[caption caption="By: Song Song"][/caption]
Penyerahan laporan hasil pemerikasaan investigatif pada 13 Juni 2017 kemaren oleh BPK kepada DPR terkait Indikasi kerugian negara pada PT. Pelindo II sebesar Rp. 4,08 T kembali menambah daftar panjang bukti kebenaran jurus “Rajawali Ngepret” Dr. Rizal Ramli (RR) yang sebelumnya Kepretan soal proyek Listrik 35.000 MW, Garuda Indonesia, Reklamasi Teluk Jakarta, hingga Kongkalikong perpanjangan kontrak karya PT. Freeport terbukti kebenarannya.
Mantan aktivis pergerakan ITB era 1978 dan mantan Menko Perekonomian era Gus Dur tersebut memang menjabat hanya 11 Bulan di era pemerintahan Jokowi sebagai menko Kemaritiman, namun selama 11 bulan itu pula publik mengakui banyak torehan prestasi dan legacy Dr. Rizal Ramli untuk wujudkan perubahan kearah yang lebih baik. Kita ingat perjuangan sang pengidola Albert Einstein ini terkait pengelolaan Blok Masela, pengembangan pariwisata, hingga Revaluasai Aset.
Terkait kesimpulan Badan Pemeriksa Keuangan (BPK) RI yang mengindikasikan ada kerugian negara pada PT Pelindo II sebesar USD 306 Juta ekuivalen Rp. 4,08 T (Kurs Tengah BI per 2 Juli 2015 sebesar Rp. 13,337,00/USD) dalam proses perpanjangan perjanjian kerjasama pengelolaan dan pengoperasian PT. Jakarta International Container Terminal (JICT) antara PT. Pelabuhan Indonesia II (PT. Pelindo II) dengan Hutchison Port Holding (HPH) yang ditandatangani tanggal 5 Agustus 2014 silam sebenarnya bukan sesuatu yang mengejutkan, pasalnya hal tersebut sudah pernah dikepret Dr. Rizal Ramli di bulan Oktober 2015 ketika sang begawan ekonomi tersebut menjabat sebagai Menko Kemaritiman.
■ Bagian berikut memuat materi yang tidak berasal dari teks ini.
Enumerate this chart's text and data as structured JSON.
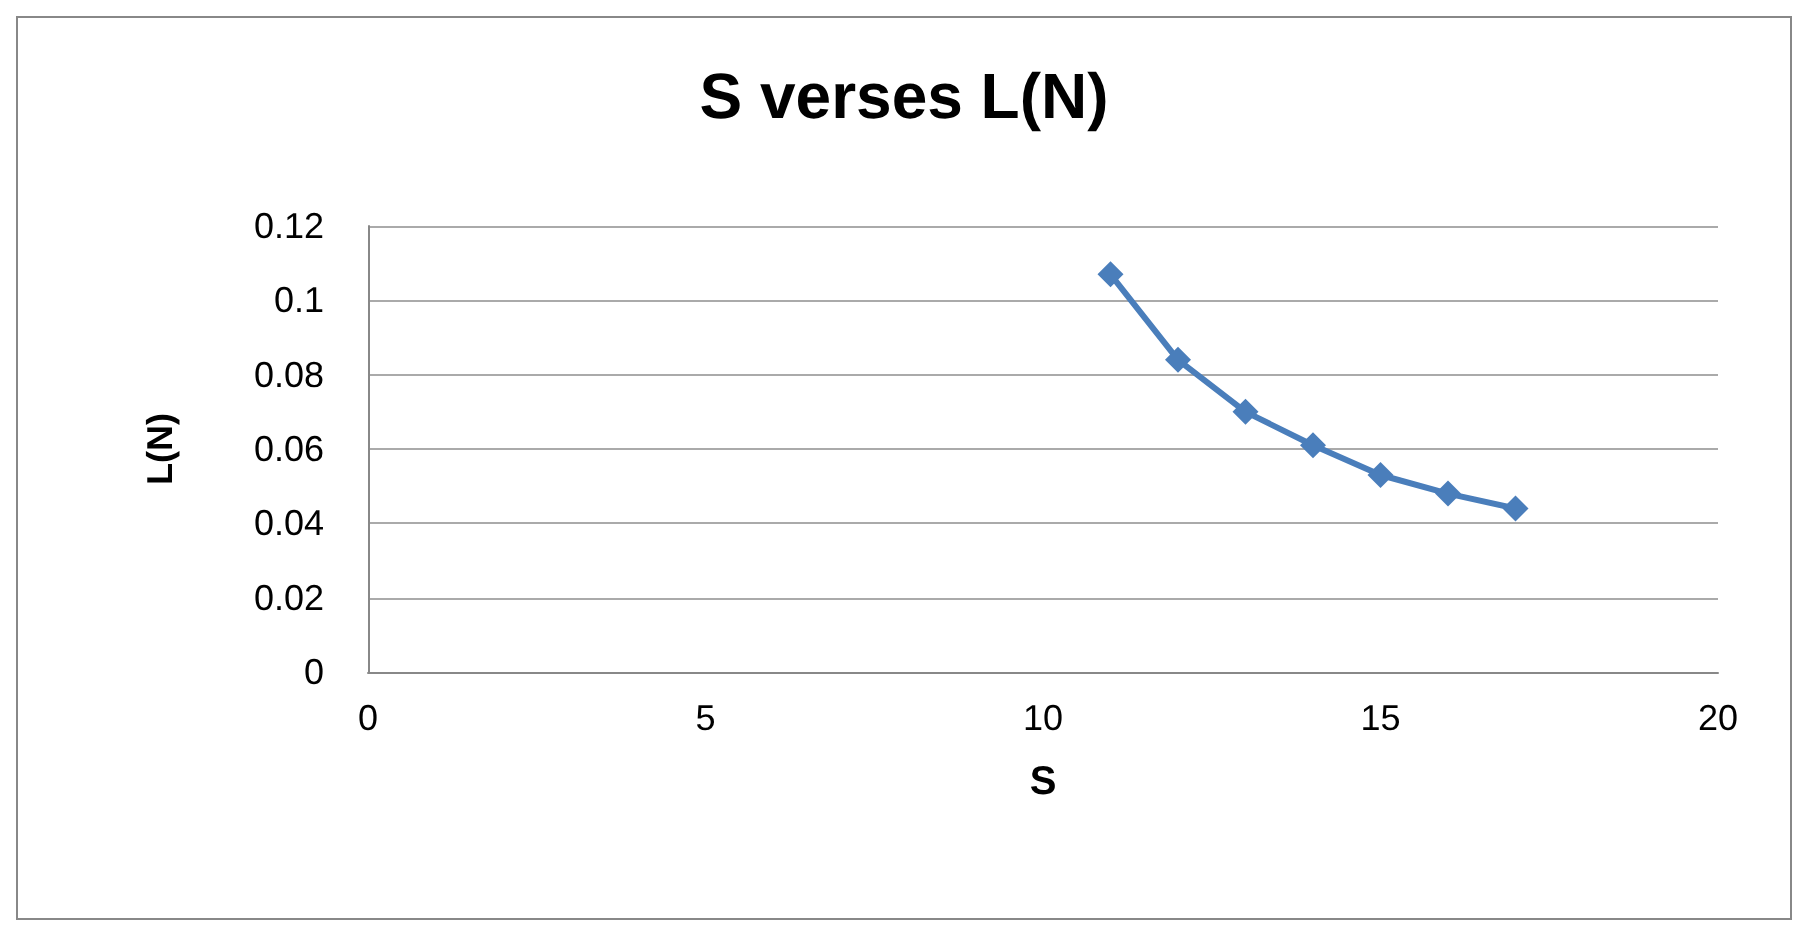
{
  "chart_data": {
    "type": "line",
    "title": "S verses L(N)",
    "xlabel": "S",
    "ylabel": "L(N)",
    "x": [
      11,
      12,
      13,
      14,
      15,
      16,
      17
    ],
    "series": [
      {
        "color": "#4a7ebb",
        "values": [
          0.107,
          0.084,
          0.07,
          0.061,
          0.053,
          0.048,
          0.044
        ]
      }
    ],
    "xlim": [
      0,
      20
    ],
    "xticks": [
      0,
      5,
      10,
      15,
      20
    ],
    "ylim": [
      0,
      0.12
    ],
    "yticks": [
      0,
      0.02,
      0.04,
      0.06,
      0.08,
      0.1,
      0.12
    ],
    "grid": "y",
    "marker": "diamond",
    "line_style": "solid"
  }
}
Waktu itu saat Dr. Rizal Ramli sebagai Menko Kemaritiman menghadiri rapat dengan panitia khusus (Pansus) DPR soal Pelindo II (29/10/2015) mengungkapkan bahwa ada tujuh (7) poin permasalahan yang ada di Pelindo II, yakni:
Pertama : Memperpanjang pejanjian (kerjasama pengelolaan dan pengoperasian PT. Jakarta International Container Terminal (JICT) sebelum jangka waktu berakhir adalah bentuk pelanggaran pasal 27 peraturan menteri BUMN
Kedua: Memperpanjang perjanjian tanpa melakukan perjanjian konsesi lebih dahulu dengan otoritas pelabuhan utama Tanjung Priuk sebagai regulator adalah bentuk pelanggaran UU no 17/2018 tentang pelayaran.
Ketiga: Tidak mematuhi surat kepala kantor ototitas pelabuhan utama Tanjung Priuk tentang konsesi
Keempat: Tidak mematuhi surat komisaris PT. Pelindo II
Kelima: Melanggar prinsip transparansi dengan tidak melalui tender
Keenam : Melanggar keputusan komisaris PT. Pelindo II mengenai perlunya konsesi dan pendapat Jamdatun yang tidak tepat.
Ketujuh: Perpanjangan kontrak yang merugikan negara dengan harga jual lebih murah dari tahun 1999, dimana up front payment US$ 215 Juta plus US$ 2 Juta, sedangkan tahun 2015 hanya US$2015 Juta. (Sumber: Kompas.com 30/10/2015)
Ke tujuh poin yang disampaikan sang “Rajawali Ngepret” pada 2015 tersebut faktanya terbukti benar dengan keluarnya kesimpulan BPK kemaren (13/06/2017). Elit-elit busuk yang pada waktu itu menuding Dr. Rizal Ramli hanya membuat “Gaduh” dipemerintahan Jokowi, sebaiknya segera insyaf dan mengakui kesalahannya, selicik dan serapat apapun jika itu sebuah kebusukan dan kebohongan pastilah akan terbongkar oleh waktu dan masanya sendiri.
Publik butuh sosok yang Jujur dan Lugas seperti Dr. Rizal Ramli. Membangun pondasi Nawacita dan memulai gebrakan Revolusi Mental dengan mendobrak kebuntuan dan membangun perubahan ala jurus Rajawali Ngepret – Rajawali Bangkit. Jejak Jurus Rajawali itu telah terukir di Pelindo II dan harus dilanjutkan demi Indonesia yang lebih baik.